EA: While people are getting organized around the issue of private equity, organizing efforts have been much slower in healthcare. In other industries like housing, communities have seen a great deal of organizing activity which makes me optimistic. Further, climate activists, especially on college campuses, are really reigning in the effects of private equity in energy.
I think we have to do more around surprise medical bills, and I’m hoping the work I am going to do on hospice and behavioral health will motivate people to think more about private equity and healthcare. We do see a movement developing around limiting PE in healthcare, but this movement has, for now, been contained to the people in Congress who understand the issues. But Congress can’t get anything done unless there is a groundswell. What’s more, nobody spends more money on lobbying than private equity. For instance, Blackstone and KKR, the owners of TeamHealth and Envision, put up money for a huge effort they called the patient doctor unity. It was just a front group that produced ads about “evil” insurance companies in order to distract from their own roles in perpetrating surprise medical bills.
So communities have to organize, and people have to pay attention to who they’re electing. In my home state of Pennsylvania, one of private equity’s own is trying to run for the open seat in the Senate. Hopefully he doesn’t win. But in the state of Virginia, one of their guys was elected as governor. I hope he does a good job, but people have to be on their toes. Communities have to organize. Elections are important. Your vote matters. Rose and I will do our best to reveal what’s going on, but we need people to rise up and condemn these actions.
ED: Finally, for our readers who want to engage more deeply with the topic of private equity, what books and media should they engage with?
EA: There’s a pretty small community of people who are really writing about this.

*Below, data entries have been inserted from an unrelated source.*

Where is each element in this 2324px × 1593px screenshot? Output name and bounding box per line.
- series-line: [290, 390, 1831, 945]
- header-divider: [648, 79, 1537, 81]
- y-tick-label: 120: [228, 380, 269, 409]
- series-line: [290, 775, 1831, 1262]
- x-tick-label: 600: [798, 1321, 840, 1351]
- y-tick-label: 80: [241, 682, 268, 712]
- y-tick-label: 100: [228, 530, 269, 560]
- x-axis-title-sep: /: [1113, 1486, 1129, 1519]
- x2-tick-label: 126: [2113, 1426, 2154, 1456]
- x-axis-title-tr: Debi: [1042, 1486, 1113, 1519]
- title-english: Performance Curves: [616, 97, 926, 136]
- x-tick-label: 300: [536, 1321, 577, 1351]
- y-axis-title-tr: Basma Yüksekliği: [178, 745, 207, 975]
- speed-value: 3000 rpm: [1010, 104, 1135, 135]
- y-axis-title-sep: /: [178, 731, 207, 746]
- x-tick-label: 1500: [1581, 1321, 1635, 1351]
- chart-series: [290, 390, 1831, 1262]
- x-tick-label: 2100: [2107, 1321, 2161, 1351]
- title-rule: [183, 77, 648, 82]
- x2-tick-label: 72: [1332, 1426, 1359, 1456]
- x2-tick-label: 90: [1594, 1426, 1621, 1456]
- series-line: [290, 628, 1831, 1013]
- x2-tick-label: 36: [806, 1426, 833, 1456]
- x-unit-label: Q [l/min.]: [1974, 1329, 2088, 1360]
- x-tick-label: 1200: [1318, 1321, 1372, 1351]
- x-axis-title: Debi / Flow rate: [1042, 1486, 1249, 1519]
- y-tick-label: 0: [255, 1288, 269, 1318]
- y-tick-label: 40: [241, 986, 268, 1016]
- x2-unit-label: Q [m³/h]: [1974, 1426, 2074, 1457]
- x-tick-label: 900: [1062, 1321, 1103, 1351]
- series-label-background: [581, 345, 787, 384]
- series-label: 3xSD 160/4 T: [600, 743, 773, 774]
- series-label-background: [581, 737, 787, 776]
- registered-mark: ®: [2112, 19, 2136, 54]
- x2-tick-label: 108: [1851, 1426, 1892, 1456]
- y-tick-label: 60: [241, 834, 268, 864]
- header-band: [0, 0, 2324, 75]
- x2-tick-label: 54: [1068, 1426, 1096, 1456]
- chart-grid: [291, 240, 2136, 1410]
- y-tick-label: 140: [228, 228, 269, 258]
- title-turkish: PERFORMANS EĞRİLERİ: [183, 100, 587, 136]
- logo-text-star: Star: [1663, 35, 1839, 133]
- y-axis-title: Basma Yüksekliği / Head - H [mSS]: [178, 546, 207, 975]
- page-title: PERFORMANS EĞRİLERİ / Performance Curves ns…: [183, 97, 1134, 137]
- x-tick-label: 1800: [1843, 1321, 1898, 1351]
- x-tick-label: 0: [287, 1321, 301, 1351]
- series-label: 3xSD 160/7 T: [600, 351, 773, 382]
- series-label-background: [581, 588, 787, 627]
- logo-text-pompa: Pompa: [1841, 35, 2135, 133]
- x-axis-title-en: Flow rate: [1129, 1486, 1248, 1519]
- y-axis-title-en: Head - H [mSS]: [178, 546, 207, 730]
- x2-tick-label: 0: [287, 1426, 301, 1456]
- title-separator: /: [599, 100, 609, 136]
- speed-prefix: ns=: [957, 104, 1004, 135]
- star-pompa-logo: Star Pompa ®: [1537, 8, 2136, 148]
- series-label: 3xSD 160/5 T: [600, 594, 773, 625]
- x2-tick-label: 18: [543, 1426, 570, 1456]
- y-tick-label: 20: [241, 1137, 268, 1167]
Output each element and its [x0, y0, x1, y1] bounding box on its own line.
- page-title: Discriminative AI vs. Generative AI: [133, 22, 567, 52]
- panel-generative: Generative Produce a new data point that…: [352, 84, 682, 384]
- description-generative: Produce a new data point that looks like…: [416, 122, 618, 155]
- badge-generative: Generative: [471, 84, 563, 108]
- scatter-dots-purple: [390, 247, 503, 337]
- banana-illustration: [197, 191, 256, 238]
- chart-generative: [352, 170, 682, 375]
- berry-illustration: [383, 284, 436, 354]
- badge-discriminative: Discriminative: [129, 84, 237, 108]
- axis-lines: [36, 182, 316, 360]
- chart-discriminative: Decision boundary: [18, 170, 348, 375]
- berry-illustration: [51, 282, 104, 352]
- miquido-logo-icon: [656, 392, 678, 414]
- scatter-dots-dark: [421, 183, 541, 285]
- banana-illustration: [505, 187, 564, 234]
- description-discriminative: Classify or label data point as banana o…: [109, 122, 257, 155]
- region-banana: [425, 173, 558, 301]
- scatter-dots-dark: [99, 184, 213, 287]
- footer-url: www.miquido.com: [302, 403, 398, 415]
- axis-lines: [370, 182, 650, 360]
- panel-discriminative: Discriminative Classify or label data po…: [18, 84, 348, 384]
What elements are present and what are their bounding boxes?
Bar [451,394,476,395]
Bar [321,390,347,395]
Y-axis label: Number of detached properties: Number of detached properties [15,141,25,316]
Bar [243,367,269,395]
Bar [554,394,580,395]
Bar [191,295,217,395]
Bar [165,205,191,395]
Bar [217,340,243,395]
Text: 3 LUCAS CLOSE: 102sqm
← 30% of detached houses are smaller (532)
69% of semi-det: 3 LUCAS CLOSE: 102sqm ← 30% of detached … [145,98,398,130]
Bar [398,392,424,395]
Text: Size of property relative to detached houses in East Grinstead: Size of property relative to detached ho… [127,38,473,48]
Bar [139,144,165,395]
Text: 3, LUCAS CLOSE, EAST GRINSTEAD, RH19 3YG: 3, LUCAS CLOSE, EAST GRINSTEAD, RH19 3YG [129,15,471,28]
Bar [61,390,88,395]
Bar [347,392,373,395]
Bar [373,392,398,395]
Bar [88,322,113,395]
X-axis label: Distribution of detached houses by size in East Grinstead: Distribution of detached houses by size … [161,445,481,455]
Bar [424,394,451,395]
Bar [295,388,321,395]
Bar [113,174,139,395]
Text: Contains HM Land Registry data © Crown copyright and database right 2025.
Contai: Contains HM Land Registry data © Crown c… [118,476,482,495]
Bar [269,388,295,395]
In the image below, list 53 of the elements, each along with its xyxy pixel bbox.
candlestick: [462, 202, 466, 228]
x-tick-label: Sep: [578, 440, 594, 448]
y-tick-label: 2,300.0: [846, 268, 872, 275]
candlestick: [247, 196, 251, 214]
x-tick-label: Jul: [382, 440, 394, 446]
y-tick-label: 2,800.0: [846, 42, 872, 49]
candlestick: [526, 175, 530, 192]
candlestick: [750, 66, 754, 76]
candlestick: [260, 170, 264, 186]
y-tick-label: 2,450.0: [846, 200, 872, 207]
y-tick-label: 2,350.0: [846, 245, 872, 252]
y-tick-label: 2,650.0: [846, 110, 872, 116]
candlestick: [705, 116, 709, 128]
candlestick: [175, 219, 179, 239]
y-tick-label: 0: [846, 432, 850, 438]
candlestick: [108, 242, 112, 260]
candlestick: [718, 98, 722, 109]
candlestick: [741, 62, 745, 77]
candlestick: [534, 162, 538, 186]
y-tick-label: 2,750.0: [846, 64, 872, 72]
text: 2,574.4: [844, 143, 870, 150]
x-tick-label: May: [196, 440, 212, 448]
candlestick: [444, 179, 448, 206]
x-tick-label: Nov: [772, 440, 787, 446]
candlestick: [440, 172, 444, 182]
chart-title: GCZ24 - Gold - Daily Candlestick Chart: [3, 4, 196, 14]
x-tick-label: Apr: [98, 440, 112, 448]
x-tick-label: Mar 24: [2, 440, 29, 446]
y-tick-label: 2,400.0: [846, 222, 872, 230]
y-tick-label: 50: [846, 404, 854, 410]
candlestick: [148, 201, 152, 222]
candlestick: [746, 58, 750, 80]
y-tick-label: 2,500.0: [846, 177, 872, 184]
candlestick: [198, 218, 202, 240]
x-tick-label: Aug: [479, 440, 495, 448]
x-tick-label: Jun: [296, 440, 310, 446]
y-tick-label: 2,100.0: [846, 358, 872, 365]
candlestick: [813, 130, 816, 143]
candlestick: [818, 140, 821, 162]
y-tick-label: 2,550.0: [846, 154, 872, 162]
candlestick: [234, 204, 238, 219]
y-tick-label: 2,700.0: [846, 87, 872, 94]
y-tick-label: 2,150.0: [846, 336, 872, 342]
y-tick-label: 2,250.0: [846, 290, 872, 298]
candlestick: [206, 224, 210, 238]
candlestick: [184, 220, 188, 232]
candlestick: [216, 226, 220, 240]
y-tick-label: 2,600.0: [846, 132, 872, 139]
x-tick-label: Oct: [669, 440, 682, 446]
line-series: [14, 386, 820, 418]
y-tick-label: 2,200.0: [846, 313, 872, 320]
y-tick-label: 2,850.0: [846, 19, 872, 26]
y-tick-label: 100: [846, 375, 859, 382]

The Myth of Private Equity is really geared for undergraduate finance majors. The book is very accessible and allows finance majors to understand that private equity is not necessarily the best thing since sliced bread.
Our book, Private Equity at Work, is really written for people who have an interest in how private equity is affecting workplaces and workers. One of the things we did is tell many stories. So you can look at the book as a reference book. You don’t have to read it from cover to cover, but the stories illustrate several of the main points. You might want to read the sections on what private equity is doing with pension plans and unions. We also have a free 100-page report called “Private Equity in Health Care: Who Wins and Who Loses?” This report covers topics like the private equity model, hospitals, physician practices, urgent care centers, and bill collecting.
There’s a brand new book out by a political scientist at Lehigh University, Laura Olson. It is a very readable book published by the Princeton University Press. She is really angry about the moral and ethical dimensions of what private equity is doing. She focuses on patient mistreatment in various dermatology, OBGYN, and fertility clinics.
There will be articles in the press. Rose and I are publishing stuff all the time. You can also follow me on Twitter @EileenApplebaum. You can visit the Center for Economic and Policy Research (CEPR) website. We have jobs available on our website, and we would love to see graduates apply.
*This interview has been edited for length and clarity.